Recognizable by their white and blue logo of a milk urn (a homage to their founder, a dairy farmer from Ohio), Lawson are the smallest of the Big Three but are arguably the most socially conscious: thousands of their stores are topped by solar panels, and they have a string of sister stores called Natural Lawson, with a focus on health and beauty goods. They also have a reputation for excellent desserts: don't miss a chance to try their infamous roll cake!

Family Mart

As the name implies, Family Mart (affectionately known as “Famima”) strive to be the most community-oriented. Indeed, out of the big three, it is Family Mart that is most likely to display posters of local events, and whenever my local festival rolls into town the nearby Family Mart is there with a stall of their own, peddling their own goods right next to all the other local wares.

Which is just as well, because Family Mart’s strengths lie in what you see in their hot foods display counter. In particular, their fried chicken is excellent.

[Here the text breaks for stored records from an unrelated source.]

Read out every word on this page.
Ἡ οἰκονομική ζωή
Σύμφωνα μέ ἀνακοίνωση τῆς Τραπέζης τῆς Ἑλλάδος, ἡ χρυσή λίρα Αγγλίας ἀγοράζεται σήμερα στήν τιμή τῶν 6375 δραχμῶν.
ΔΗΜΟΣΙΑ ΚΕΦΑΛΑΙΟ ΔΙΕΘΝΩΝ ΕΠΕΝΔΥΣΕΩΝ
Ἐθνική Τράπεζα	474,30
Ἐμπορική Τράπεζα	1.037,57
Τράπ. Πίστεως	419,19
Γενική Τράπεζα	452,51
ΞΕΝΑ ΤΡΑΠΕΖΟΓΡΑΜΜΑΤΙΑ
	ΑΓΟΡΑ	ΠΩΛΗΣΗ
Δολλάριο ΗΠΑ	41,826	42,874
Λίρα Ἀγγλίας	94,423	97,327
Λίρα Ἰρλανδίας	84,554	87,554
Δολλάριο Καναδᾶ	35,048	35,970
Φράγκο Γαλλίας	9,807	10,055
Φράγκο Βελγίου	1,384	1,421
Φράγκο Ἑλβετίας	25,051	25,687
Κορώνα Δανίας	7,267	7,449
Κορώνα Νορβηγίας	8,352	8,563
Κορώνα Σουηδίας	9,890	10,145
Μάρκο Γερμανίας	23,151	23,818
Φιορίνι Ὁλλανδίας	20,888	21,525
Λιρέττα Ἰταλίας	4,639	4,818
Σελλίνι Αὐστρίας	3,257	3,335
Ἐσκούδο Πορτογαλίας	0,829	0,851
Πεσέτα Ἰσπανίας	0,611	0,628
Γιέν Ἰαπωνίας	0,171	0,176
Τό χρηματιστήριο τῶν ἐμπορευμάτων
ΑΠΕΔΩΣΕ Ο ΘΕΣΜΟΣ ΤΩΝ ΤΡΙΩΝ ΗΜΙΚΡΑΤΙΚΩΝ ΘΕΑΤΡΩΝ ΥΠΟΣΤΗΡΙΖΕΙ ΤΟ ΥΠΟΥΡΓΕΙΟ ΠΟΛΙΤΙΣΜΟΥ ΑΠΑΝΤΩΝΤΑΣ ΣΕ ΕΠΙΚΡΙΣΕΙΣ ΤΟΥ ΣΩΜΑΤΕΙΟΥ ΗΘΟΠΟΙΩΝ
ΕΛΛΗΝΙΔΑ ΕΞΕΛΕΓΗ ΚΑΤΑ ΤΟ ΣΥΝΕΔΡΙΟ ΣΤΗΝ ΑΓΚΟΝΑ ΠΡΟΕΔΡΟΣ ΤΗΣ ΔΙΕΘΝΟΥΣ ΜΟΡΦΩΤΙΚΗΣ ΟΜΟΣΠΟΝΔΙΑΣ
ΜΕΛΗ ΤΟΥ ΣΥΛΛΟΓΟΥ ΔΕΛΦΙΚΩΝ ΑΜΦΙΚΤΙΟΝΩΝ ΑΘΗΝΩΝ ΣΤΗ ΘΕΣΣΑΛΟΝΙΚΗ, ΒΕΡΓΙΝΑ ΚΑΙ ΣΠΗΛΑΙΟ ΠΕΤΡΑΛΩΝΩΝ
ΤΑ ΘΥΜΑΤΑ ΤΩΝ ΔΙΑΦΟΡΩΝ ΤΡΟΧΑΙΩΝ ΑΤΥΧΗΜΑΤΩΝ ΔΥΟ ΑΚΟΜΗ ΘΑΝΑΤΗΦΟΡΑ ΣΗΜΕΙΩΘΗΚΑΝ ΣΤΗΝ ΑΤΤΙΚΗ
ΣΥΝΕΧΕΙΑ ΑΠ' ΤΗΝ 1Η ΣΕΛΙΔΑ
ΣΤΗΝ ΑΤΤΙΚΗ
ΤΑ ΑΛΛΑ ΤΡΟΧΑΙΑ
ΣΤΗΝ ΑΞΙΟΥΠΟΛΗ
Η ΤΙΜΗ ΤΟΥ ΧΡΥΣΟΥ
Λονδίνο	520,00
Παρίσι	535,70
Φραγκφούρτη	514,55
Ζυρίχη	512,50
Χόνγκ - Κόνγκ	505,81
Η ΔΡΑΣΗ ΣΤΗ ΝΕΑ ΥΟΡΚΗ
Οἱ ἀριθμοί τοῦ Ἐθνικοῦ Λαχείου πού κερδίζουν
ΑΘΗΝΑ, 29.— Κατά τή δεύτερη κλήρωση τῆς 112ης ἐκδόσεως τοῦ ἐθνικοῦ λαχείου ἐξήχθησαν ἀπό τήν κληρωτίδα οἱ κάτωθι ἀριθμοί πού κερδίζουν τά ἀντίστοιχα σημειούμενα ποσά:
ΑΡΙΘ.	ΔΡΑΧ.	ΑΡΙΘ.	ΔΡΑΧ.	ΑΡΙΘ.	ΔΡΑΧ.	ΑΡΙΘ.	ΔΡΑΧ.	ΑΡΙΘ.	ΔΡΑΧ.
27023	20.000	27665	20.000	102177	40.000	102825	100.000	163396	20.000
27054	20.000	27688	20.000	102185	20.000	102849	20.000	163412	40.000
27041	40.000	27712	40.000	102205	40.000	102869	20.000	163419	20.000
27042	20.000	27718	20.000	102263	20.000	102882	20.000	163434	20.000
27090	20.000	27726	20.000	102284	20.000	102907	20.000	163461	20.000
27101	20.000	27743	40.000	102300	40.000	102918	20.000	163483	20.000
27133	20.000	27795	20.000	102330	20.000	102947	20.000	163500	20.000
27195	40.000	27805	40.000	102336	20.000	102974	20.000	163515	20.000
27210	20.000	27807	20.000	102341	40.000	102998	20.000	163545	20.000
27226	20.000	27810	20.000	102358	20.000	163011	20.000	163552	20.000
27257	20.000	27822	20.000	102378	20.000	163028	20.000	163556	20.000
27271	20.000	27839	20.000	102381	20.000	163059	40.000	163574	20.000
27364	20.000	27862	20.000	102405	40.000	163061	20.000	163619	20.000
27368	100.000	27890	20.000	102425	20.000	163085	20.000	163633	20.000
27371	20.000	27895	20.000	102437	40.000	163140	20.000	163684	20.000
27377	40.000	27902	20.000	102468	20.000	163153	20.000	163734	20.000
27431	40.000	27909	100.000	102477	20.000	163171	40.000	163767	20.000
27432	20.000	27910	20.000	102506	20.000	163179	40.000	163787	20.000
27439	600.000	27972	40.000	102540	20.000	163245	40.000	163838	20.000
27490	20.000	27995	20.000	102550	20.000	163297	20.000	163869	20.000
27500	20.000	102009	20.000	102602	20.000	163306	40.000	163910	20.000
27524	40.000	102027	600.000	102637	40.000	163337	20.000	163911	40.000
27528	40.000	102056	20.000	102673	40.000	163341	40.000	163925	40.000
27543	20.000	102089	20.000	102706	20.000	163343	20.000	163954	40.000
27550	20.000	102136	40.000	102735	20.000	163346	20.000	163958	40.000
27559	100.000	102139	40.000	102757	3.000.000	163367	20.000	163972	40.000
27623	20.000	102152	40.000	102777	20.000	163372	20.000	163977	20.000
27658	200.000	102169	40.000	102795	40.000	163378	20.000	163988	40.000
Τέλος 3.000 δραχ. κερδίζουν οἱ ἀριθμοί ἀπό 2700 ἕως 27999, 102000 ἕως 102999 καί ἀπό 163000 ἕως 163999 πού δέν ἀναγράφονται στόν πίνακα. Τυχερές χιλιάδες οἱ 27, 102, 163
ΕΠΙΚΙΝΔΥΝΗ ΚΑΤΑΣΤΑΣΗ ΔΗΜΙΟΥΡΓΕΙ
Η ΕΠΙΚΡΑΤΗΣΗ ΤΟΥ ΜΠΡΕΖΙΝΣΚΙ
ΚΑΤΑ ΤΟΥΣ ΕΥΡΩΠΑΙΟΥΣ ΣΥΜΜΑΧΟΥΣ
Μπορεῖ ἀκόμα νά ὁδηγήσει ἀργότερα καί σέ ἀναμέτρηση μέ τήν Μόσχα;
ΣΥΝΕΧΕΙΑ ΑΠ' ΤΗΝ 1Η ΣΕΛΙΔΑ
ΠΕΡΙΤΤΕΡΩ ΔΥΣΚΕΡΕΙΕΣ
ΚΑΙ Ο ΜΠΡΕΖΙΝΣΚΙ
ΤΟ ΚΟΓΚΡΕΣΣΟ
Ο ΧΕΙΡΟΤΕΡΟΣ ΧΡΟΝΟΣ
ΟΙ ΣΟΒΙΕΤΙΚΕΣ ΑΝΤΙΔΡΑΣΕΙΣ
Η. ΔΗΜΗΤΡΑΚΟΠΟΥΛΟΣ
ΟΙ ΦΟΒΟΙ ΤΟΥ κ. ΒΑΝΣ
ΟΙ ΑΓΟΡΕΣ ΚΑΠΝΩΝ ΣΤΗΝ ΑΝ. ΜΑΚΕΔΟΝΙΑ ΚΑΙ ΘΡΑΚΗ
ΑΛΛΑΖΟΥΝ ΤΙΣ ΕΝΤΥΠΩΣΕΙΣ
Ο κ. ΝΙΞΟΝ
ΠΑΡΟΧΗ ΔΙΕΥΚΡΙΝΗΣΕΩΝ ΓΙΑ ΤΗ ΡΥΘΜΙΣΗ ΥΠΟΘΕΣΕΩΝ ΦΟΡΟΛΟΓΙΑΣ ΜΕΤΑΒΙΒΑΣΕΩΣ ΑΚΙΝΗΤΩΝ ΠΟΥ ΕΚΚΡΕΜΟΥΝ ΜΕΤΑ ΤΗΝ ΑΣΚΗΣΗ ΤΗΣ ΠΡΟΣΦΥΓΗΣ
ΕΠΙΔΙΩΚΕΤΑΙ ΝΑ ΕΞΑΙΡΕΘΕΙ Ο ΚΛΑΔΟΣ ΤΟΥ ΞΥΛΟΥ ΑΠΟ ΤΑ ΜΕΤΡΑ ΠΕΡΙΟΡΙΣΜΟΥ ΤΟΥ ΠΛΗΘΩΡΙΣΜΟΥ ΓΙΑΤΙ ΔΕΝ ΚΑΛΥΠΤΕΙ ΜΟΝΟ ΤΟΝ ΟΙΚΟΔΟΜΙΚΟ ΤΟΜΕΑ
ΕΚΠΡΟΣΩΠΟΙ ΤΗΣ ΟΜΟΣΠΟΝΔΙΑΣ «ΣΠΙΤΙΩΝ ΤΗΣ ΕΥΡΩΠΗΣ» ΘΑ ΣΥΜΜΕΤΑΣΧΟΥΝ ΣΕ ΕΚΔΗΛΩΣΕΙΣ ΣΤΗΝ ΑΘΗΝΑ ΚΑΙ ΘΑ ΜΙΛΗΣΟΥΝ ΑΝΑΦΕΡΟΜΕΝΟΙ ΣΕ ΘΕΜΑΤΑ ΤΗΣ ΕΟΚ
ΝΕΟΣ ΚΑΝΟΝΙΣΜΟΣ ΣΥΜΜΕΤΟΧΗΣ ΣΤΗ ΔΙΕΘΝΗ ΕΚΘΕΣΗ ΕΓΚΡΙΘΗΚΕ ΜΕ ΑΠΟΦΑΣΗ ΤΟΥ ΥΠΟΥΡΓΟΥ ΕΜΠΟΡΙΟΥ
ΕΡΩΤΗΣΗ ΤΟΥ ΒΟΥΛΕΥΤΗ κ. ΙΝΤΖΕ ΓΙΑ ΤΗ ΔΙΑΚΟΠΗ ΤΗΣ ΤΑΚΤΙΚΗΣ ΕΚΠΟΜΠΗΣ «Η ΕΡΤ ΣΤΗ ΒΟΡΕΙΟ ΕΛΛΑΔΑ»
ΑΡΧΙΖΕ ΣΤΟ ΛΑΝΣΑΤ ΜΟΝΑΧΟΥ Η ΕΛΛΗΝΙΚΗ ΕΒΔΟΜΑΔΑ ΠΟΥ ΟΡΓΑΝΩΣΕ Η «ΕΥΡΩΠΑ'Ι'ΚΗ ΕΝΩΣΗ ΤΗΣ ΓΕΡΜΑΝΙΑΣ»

And...that’s it, really. For those of you expecting a blow-by-blow account of each Conbini’s strengths and weaknesses, the simple fact is that they are all largely the same. Same prices, same products (except for the own-brand products), even the same layout. And whenever one of the Big Three find a clever way to stand out from the crowd, it is immediately copied by the competition. Like the ever-eternal debate between Pepsi and Coke, sure, there are some subtle differences and you do get the Conbini aficionados who can detail those differences, but to the average Japanese it is rare to actively patronise a particular Conbini name.

So on the off chance that you are in Japan and are asked which is your favorite Conbini, the correct answer is always “The nearest one!”